# Land Lease



## rogerars (Apr 21, 2012)

I live in a Senior type manafactured home park in Ontario. I own the home but pay a monthly "Land Lease" to the owner of the park. I also pay property tax to the park for the home. Are the lease payments and property tax payments deductable on my income tax and if so, how would I do it?

Thanks

Roger


----------



## caricole (Mar 12, 2012)

Obviously a «Principal residence»

No deductions allowed for a principal residence

If sold, no capital gains to report on a principal residence
my opinion


----------



## Spudd (Oct 11, 2011)

Your opinion is not really correct. If you have a low enough income, your property taxes (and maybe the land lease too) count as deductions for Ontario taxes. 

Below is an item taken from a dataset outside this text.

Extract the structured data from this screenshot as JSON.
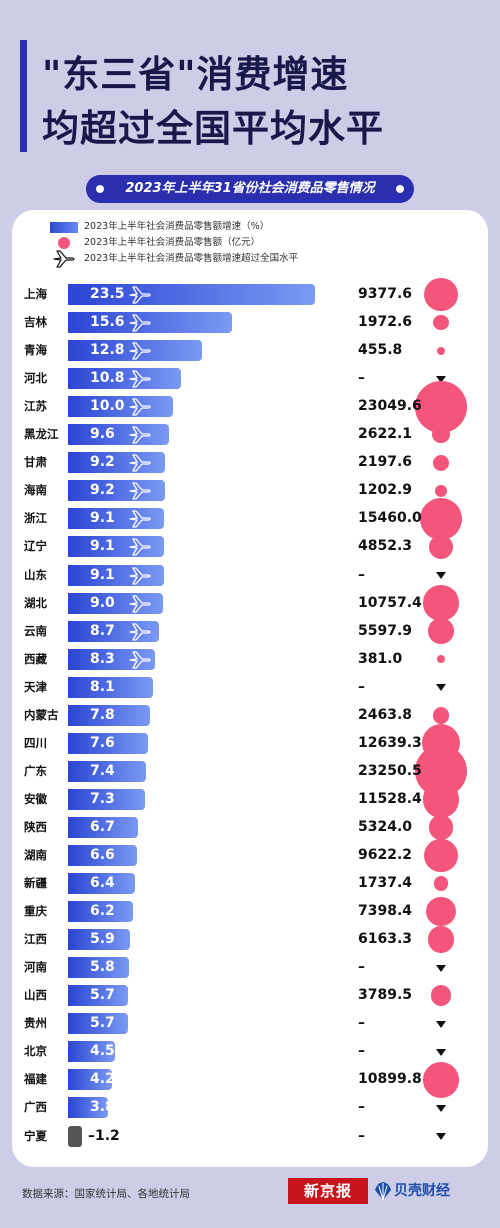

http://www.fin.gov.on.ca/en/credit/oeptc/


----------



## caricole (Mar 12, 2012)

> I also pay property tax to the park for the home


I noticed, ± same as in Quebec but 

I doubt that property tax paid to the «PARK» would qualify

Municipal and or schooltaxes «YES» if paid to the municipality or schoolboard

As for RENT FOR LAND...again questionable

Rent for a dwellig....yes

my opinion


----------



## stardancer (Apr 26, 2009)

If you are living in Ontario, combine the lease payments and the property taxes that you pay to the landlord, and claim this as rent on the ON-Ben form to claim any ON credits. Rent/prop tax paid have never been deductible, except in the case of business or rental enterprises. But in Ontario, they have been eligible for ON credits.


----------